INTERVIEW: Moving on from REA as chief economist, Nerida Conisbee will take on the same role with the Ray White Group.
In a chat with The Fifth Estate last week, while on her way back from a symposium the group held in Queensland, Conisbee said a key attraction of the move was the data set the group was building around the residential property market and “the opportunity to build my own team” of perhaps another four people to fully dive into understanding the behaviour of this critical part of the economy.
“One of the challenges with data is there is no shortage, but sometimes it can be poor quality.” What this family owned real estate business offers includes opportunities to “talk to people on the ground”. Especially those in small specific markets.
From her trip to Noosa where the event was held, Conisbee said she found it particularly interesting to talk to local agents reporting “one of the strongest price growth” stories of the past 12 months.
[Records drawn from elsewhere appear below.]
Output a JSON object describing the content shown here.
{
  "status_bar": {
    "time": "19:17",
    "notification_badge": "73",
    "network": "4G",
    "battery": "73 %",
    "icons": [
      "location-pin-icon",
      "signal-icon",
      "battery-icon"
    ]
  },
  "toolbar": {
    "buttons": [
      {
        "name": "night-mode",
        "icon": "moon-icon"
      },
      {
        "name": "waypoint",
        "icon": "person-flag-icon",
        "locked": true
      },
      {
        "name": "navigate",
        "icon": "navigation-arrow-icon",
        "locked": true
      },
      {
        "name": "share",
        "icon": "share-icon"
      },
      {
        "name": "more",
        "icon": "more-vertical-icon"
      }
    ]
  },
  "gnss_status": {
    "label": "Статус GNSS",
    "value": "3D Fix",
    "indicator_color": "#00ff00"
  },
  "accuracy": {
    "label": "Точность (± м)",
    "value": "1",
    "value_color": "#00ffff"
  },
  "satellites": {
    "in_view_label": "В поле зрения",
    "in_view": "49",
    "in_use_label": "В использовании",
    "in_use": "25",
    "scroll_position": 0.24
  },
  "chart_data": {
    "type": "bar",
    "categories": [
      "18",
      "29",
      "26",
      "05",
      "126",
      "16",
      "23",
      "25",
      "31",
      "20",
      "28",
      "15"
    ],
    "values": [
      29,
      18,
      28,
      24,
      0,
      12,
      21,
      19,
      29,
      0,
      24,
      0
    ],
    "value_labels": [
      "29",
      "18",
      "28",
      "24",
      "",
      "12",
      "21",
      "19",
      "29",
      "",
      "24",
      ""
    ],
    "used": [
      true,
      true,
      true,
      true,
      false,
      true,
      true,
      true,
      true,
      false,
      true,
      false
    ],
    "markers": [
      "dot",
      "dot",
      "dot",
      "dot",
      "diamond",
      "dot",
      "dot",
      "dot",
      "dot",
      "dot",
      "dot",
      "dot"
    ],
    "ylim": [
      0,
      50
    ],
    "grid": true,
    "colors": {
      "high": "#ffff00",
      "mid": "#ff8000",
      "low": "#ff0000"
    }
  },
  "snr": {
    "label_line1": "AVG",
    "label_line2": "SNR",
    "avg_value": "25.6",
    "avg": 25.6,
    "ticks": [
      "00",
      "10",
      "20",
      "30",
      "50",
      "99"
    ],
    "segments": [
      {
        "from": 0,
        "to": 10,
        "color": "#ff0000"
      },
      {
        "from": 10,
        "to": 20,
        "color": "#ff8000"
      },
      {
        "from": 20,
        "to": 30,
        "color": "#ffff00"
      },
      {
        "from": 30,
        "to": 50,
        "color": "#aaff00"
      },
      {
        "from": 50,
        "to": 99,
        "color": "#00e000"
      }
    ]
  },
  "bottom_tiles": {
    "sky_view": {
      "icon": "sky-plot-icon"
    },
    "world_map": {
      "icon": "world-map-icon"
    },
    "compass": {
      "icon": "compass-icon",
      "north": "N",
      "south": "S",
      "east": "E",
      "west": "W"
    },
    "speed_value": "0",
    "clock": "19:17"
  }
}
Average prices there had shot up 17.5 per cent to a median price of around $800,000 while the Gold Coast was now 16.6 per cent higher at a median of $763,000.
She says the agents report it’s the “lifestyle buyers coming out of Melbourne in particular,” who she believes are likely to stick around.
Overall though, over the next five years Conisbee thinks demand will start to drift back to the cities as more people are vaccinated and the normal rhythms of life return.
What Covid did was accelerate a move to the fringes already underway. “Geelong was doing incredibly well before, but Covid gave it an extra strong push.”
One of the upshots of the mass move to the country is wage pressures occurring in regional towns with people unable to attract staff without migrant workers or students to call on but this could be short term as well as borders start to open.
For areas not within commuting distances of cities she thinks the prices won’t drop back too much but that the level of interest will stabilise.
Conisbee says the fear of fast rising inflation that would have potentially forced the Reserve Bank to increase its rates probably won’t happen.
Although if pressures tip inflation over the 3 per cent range the RBA may be forced to move. Government debt, she points out, is forecast to reach around $1 trillion by 2025 “so it’s not just households sensitive to interest rate changes”.
For now, as most readers will be acutely aware of, Australia is the third least affordable country in the world but still it’s expected that one or two interest rates will be relatively easily absorbed.
It’s interesting, she says, the cities that are most affordable are those with planning systems that work – that ensure there is enough housing for everyone.
“They build enough housing for everyone and this is why Melbourne is so much more affordable. It has been very good at building, whether house and land or medium density or the high density in the centres – they’ve been building more rapidly than Sydney.”
Sydney of course has a lot more geographic impediments to deal with as well, she adds.
Another thing to note is the high variability between the highest and lowest cost of housing that pushes up the medium in places such as Sydney. “There are affordable pockets of Sydney.”
Home ownership is important for younger people because as prices rise they either pay off the home or enjoy very high equity; as they get older it can be “very problematic” to not own a home for people on fixed income.
As to solutions, given that direct help to home buyers generally contributes to higher prices and that removing tax lurks such as negative gearing is so politically unpalatable, Conisbee says, “I don’t know what the answer to that is.”
For now she thinks the boom is starting to calm down.
On sustainability she says has hasn’t in the past looked at the pricing data reflecting sustainability but that in the new job she will.
Sustainability gets “fed into listing but not in every market. It’s often vendor led and they will consider it to be important.”
It will be interesting to look at what buyers want, generally it’s bedrooms, swimming pools and garage space, but with rising energy costs the likelihood is “it will drive buyers and to look at those aspects more closely.
“In Queensland, for instance they have very expensive cooling.”
On the commercial side Conisbee says rents will take a hit from Covid and vacancies will rise but the interesting thing is there is still “so much money wanting to buy commercial property”. A recent survey of Asian investment sentiment put Australia “at the top of the list”.
“People will go back to work. Employment growth will combat the effect [of Covid] so on the one hand the money is saying this will be all fine. On the other HSBC is saying it will cut 30 per cent of space.”
So the occupier market is weak but the investors are looking longer term.
“These are global investors, probably looking at New York and thinking people will return to work quicker than people think.